We are in the midst of a prayer marathon to save our souls and improve the world. Repeatedly, we confess long lists of sins, some of which we may not even be guilty of. Sure the Ashamnu’s and the Al Chet’s are traditional, but the reason we recite them is they are guides to self criticism. They focus us on what we really are guilty of and what we should do by way of t’shuvah, repentance. That’s good, and when I say “good” I mean good for us as individuals, as families, and good for the wider community and ultimately, good for the world. It’s good to do Yom Kippur. Even fasting, unless you are pregnant, nursing, or ill is good.

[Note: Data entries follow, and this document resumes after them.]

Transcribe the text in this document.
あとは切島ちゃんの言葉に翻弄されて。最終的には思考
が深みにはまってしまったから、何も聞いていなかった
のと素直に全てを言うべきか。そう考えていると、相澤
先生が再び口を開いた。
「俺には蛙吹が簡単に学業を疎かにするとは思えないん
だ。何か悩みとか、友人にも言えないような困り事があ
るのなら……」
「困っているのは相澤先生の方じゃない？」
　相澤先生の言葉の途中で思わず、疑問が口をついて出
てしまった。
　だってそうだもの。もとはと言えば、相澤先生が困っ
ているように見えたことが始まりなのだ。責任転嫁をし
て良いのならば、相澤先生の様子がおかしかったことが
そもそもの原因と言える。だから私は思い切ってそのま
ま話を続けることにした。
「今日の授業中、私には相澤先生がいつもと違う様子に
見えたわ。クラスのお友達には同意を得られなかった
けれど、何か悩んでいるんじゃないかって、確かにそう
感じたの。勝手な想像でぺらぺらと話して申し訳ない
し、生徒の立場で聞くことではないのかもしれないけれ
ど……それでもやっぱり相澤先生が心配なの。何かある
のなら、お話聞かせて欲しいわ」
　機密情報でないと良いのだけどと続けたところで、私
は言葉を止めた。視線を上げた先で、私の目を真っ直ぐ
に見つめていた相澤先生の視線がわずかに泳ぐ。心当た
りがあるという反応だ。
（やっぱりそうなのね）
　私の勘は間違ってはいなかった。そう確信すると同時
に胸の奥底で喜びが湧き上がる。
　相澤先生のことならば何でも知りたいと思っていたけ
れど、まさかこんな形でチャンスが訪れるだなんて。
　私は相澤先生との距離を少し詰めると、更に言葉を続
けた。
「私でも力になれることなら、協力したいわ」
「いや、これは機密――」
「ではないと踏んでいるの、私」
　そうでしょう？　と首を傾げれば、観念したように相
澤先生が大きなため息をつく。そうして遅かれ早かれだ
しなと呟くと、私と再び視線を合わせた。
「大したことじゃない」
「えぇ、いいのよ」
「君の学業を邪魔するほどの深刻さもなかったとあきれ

Rabbi Akiba, philosopher, among our Talmudic forbears, once commented:
ואהבת לרעך כמוך – זה כלל גדול בתורה“‘Love your neighbor as yourself” – this is the greatest Torah rule.’” (Sifri, K’doshim 4:12) Hillel, a couple of centuries before him, is said to have taught that the whole of Torah can be summed up in the words:
דעלך סני לחברך לא תעביד “What is hateful to you, do it not to your neighbor.” (TB Shabbat 31a). Our system of moral values begins in our story of creation בצלם ` להים
(Gen 1:26). No words could be clearer than these in stating the value of human life. Do we have a fine, humane way of looking at relationships, politics, world events? This quality is what we choose in being Jews. We have a religion that invites critical thinking.

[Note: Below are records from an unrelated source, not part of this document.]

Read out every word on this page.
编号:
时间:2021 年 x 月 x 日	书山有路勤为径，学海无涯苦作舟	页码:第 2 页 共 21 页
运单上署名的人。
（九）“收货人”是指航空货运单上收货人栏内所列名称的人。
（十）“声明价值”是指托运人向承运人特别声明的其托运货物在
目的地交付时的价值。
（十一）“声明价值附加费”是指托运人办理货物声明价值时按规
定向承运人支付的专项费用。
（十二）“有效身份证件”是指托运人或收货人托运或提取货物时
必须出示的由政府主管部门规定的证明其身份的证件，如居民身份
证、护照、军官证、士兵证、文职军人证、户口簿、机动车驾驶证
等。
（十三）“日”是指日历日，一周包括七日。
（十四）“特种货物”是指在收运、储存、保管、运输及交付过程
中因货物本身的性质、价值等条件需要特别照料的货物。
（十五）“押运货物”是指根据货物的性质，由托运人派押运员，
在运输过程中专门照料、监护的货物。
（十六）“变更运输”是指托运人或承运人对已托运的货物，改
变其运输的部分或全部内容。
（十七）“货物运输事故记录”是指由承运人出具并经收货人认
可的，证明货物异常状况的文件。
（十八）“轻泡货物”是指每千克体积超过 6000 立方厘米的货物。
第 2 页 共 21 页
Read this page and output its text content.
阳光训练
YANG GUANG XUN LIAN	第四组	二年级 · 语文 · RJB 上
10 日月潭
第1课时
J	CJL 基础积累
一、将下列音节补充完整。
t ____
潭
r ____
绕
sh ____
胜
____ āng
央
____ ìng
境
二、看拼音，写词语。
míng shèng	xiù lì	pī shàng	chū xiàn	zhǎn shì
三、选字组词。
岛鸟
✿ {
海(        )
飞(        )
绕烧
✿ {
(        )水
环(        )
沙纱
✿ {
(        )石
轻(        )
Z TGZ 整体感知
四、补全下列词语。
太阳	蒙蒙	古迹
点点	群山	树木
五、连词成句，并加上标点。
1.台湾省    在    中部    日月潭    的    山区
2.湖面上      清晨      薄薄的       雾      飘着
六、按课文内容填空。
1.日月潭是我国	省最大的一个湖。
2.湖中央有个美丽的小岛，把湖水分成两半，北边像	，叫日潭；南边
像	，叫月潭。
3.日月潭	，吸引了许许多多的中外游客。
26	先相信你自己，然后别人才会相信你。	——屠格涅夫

What kind of Jew do you want to be? Picture Torah as a treasure chest, packed with mitsvot, ancient and contemporary, all yours, the inherited accumulation of millennia of people determined to get the most from life. Open the lid and have a look, study the possibilities. Take your pick. Experiment. You may find your family enriched by, say the Jewish way of eating. Beyond nutrition, how and what we eat binds us to one another spiritually. We end up with all kinds and degrees of kashrut, from the most restrictive classic form to organic or vegetarian considerations. And here is the payoff in doing a mitsvah – keeping kosher or any other: wanting to be this or that kind of Jew fades into the background as an issue. What happens is that the mitsvah has its effect on your life, your family and friends, your community, and, eventually, the world. The mitsvah adds goodness.